By Russell Hood
The Webster Progress-Times
The Board of Supervisors has retained a public appraiser on a contingency basis to assist Webster County with its courthouse fire insurance claim.
Supervisors voted unanimously Friday to enter into a contract with Scott M. Favre Public Adjuster LLC to represent the county in regard to the fire loss at the courthouse that occurred Jan. 17 in Walthall.
The county will pay him the lesser of 10 percent of the entire adjusted claim or 20 percent of new money collected above that already paid by One Beacon Insurance, which is $2.19 million.
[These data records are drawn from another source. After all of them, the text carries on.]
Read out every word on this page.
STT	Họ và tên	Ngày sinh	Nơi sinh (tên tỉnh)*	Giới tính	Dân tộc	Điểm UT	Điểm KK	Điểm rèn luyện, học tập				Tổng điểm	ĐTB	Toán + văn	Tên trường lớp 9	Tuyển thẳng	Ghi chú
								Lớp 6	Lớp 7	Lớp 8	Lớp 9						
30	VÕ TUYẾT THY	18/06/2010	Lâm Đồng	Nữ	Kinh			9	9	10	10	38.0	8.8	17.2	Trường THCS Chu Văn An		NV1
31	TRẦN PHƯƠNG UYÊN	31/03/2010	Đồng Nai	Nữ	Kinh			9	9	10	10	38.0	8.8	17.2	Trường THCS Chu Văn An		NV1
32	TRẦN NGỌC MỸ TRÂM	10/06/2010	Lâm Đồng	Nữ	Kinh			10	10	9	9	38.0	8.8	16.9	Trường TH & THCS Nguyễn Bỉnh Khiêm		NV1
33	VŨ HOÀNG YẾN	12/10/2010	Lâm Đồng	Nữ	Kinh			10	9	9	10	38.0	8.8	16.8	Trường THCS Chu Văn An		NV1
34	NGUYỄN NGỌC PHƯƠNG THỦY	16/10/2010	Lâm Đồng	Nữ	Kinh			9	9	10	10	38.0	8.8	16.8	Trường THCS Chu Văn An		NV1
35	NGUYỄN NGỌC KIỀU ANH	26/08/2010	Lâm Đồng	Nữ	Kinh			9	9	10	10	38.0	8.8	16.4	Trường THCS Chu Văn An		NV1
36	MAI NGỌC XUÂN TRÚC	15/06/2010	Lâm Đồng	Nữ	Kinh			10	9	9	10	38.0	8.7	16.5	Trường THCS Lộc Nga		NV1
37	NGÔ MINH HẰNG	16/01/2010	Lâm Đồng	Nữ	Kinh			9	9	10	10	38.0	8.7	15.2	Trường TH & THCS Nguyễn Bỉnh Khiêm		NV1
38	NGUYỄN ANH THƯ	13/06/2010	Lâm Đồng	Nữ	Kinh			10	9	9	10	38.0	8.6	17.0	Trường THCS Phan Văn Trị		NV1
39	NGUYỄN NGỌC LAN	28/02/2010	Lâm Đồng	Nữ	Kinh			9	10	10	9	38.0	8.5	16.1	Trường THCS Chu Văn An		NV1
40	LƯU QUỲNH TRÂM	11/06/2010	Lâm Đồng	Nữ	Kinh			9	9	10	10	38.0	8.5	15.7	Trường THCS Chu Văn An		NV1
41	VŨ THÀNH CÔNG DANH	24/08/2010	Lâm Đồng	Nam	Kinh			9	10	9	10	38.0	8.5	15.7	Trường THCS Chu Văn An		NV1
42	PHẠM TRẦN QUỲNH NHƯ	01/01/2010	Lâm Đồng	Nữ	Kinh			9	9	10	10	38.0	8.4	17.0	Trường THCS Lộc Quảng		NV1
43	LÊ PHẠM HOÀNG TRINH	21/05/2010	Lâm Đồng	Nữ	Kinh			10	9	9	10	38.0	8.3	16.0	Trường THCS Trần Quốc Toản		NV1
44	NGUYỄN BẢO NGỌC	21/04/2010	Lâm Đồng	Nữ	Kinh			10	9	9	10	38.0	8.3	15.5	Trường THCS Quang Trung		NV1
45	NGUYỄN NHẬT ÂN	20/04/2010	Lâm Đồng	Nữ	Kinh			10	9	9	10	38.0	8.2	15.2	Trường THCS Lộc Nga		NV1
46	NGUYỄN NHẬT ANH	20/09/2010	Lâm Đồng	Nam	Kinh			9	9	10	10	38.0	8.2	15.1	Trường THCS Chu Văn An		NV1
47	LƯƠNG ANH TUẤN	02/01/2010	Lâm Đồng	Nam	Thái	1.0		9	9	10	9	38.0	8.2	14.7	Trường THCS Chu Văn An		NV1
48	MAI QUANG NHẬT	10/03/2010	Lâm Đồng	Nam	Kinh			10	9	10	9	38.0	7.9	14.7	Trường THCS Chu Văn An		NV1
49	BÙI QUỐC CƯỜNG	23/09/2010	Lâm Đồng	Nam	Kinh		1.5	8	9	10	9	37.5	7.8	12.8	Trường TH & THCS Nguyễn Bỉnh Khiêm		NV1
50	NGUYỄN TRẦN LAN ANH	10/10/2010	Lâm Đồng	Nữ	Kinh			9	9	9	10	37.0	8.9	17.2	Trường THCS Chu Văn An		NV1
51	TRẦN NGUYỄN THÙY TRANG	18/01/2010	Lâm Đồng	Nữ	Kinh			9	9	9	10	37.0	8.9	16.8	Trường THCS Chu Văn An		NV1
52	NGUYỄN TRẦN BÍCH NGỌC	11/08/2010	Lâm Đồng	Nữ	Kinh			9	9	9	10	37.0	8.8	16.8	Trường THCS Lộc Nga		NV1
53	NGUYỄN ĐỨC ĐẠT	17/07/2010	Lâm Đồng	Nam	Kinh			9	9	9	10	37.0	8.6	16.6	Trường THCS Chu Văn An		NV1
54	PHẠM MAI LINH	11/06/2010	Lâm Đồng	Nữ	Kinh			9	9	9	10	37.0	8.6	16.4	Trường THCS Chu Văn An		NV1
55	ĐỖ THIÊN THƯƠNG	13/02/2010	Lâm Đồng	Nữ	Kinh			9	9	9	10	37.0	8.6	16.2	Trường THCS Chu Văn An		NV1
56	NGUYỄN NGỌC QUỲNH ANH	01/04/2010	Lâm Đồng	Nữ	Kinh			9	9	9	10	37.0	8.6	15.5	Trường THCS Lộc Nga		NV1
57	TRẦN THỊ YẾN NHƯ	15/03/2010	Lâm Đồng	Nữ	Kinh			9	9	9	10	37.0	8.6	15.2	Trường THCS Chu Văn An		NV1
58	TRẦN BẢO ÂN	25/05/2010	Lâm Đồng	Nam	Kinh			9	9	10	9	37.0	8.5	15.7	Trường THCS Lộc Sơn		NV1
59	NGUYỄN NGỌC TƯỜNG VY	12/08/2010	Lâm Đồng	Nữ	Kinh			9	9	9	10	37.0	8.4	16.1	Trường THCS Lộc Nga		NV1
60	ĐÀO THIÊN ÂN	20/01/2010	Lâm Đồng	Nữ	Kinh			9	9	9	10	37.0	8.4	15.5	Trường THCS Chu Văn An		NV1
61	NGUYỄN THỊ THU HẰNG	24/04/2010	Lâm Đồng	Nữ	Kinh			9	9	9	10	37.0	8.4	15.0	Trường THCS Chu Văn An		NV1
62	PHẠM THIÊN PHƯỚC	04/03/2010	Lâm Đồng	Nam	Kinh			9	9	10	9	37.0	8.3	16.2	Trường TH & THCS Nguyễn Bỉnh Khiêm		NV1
Board President Pat Cummings was authorized to sign the contract on behalf of the county.
Cummings also signed an “Advice of Representation and Co-payment Notice” to be sent to One Beacon Insurance requesting a certified copy of the county’s policy with the company. It also requests that the insurance company communicate directly with Favre in all matters relating to the claim.
District 5 Supervisor Doug Burgess, who made the motion to contract with Favre, said, “Our main concern is to get the amount that we deserve and get the best building we can get. … We want to build this courthouse back and it not cost the taxpayers one penny.”
Favre, of Kiln, who was present at the meeting, discussed his firm’s past performance with other governmental entities and schools. He said his firm would work with the county to maximize its insurance settlement and consult with the county on grants.
“You’re looking at quantifying the damage, making our argument and getting paid,” he said.
Responding to a comment about his fee being high, Favre said, “Yes, but you’re looking at new monies. Everything we go after we feel like we earn it.”
The website for Favre’s firm states, “Through an array of professional staff, which includes engineers, adjusters, accountants, loss estimators and clerical support, we are expeditious in providing complete property damage recovery through a detailed analytical approach.
“Our understanding of policy language, coupled with our construction knowledge, enables us to be successful in all aspects of the disaster recovery industry.”
Board attorney Buchanan Meek Jr., after reviewing the proposed contract, asked Favre to leave the room while he talked to the supervisors before the matter came to a vote.
“I want you to understand the amount of money you’re obligating to this guy, but I don’t know what your alternatives would be,” Meek told the board during the ensuing discussion without Favre present.
The supervisors agreed that contracting with Favre would be good if he is able to increase the amount of the county’s insurance settlement. Cummings said Favre’s track record is “unbelievable” and Paul Crowley (District 4), citing the firm’s experience in such matters, said “They’re professionals.”
The board approved the motion to contract with Favre after he was brought back in.
During the meeting, Favre and the board discussed the condition of the gutted courthouse. Favre strongly recommended building anew instead of renovating the existing building.
“We’ll be proving that there is no value left there and it is a total loss,” said Favre, who added that his firm’s industrial hygienist and engineer had already looked at the building.
While acknowledging that the Mississippi Landmark has some architectural value, he said, “I think the building’s dead.” Favre also said, “You’re never gonna get the smoke smell out of that building.”
Also Friday, supervisors approved a motion to allow and direct that any member of the board may get as many trash bins as they wish from Golden Triangle Solid Waste by driving to the site near Columbus and retrieving them.
Additionally, they entered into an interlocal agreement with Clay County for the resealing of some roads there. Clay County will reimburse Webster for equipment and labor.
The board recessed until 8:30 a.m. Friday and will meet in the boardroom of the Webster County Schools’ Central Office Building. A budget hearing is set for 10 a.m.